SEOUL, South Korea - North Korea yesterday vowed to retaliate if punitive U.N. sanctions are imposed for its latest nuclear test, and U.S. officials said there were new signs that Pyongyang may be planning more long-range missile launches.

SEOUL, South Korea - North Korea yesterday vowed to retaliate if punitive U.N. sanctions are imposed for its latest nuclear test, and U.S. officials said there were new signs that Pyongyang may be planning more long-range missile launches.

With tensions rising, the communist nation punctuated its barrage of rhetoric with yet another short-range missile launch - the sixth this week.

Perhaps more significant, U.S. officials said there were indications of increased activity at a site used to fire long-range missiles.

The officials spoke on condition of anonymity because methods of gathering information about North Korea are sensitive. The officials also said that an initial U.S. air sampling from near the underground test site was inconclusive.

Officials said the initial analysis did not prove that the North successfully completed an atomic reaction. At least one more test is coming.

South Korea's Yonhap news agency said the latest test launch was a surface-to-air missile designed to defend against aircraft or other missile attacks.

The nuclear test and flurry of missile launches, coupled with the rhetoric from Pyongyang that it will not honor a 1953 truce ending the fighting in the Korean War, have heightened concerns that the North may provoke a skirmish along the border or off its western coast - the site of deadly clashes in 1999 and 2002.

'A limit to our patience'

But officials said the heavily fortified border remained calm and Defense Secretary Robert M. Gates said that Washington did not see the situation as a crisis warranting any more troops to augment the 28,000 U.S. forces already in South Korea.

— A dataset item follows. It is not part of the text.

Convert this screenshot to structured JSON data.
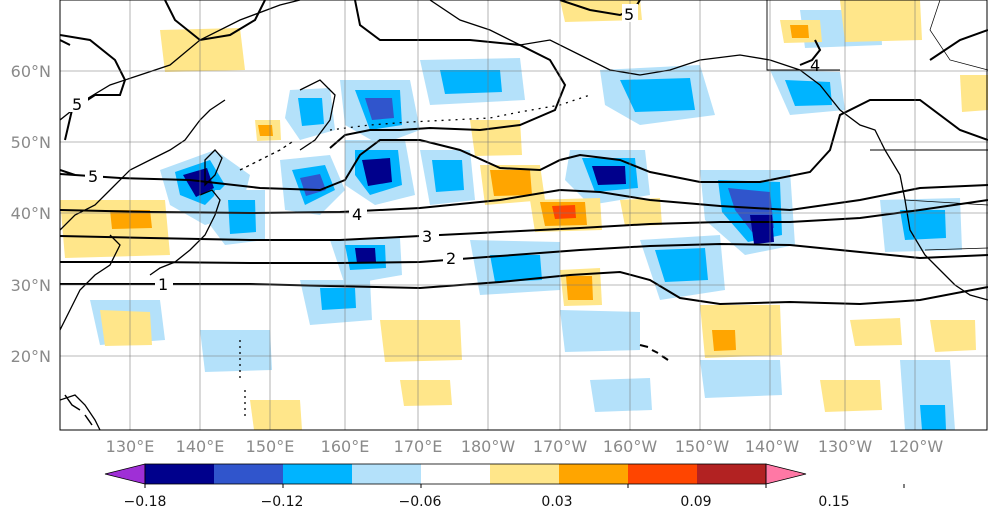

North Korea remained strident.

"There is a limit to our patience," its Foreign Ministry said in a statement carried on the official Korean Central News Agency. "The nuclear test conducted in our nation this time is the Earth's 2,054th nuclear test. The five permanent members of the U.N. Security Council have conducted 99.99 percent of the total nuclear tests."

North Korea said it conducted the test in self-defense. It has asserted the United States is planning a preemptive strike to oust the regime of Kim Jong Il and warned it would not accept sanctions or other punitive measures being discussed by the Security Council.

The draft of a U.N. resolution being negotiated in response to the North's second nuclear test calls on all countries to immediately enforce sanctions imposed after the North's first test in 2006.

A war scenario

They include a partial arms embargo, a ban on luxury goods, and ship searches for illegal weapons or material. The sanctions have been sporadically implemented, with many of the 192 U.N. member states ignoring them.

A list of proposals was sent Wednesday to the five permanent veto-wielding council members - the United States, Russia, China, Britain, and France - and the two countries most closely affected by the nuclear test, Japan and South Korea.

Experts say a new war would probably begin with artillery and missiles capable of hitting Seoul with little or no warning, followed by an attempt to invade the capital before the South could respond. Civilian and military destruction would be great, with many casualties, even if the North did not use nuclear weapons, although the consensus U.S. view is that the South would prevail.

A squadron of F-22 stealth fighters - the most advanced in the U.S. Air Force - was due to arrive today on the southern Japanese island of Okinawa, and yesterday's missile launch may have been the North's attempt to show it has the means to shoot them down, or at least make any incursion into its airspace risky.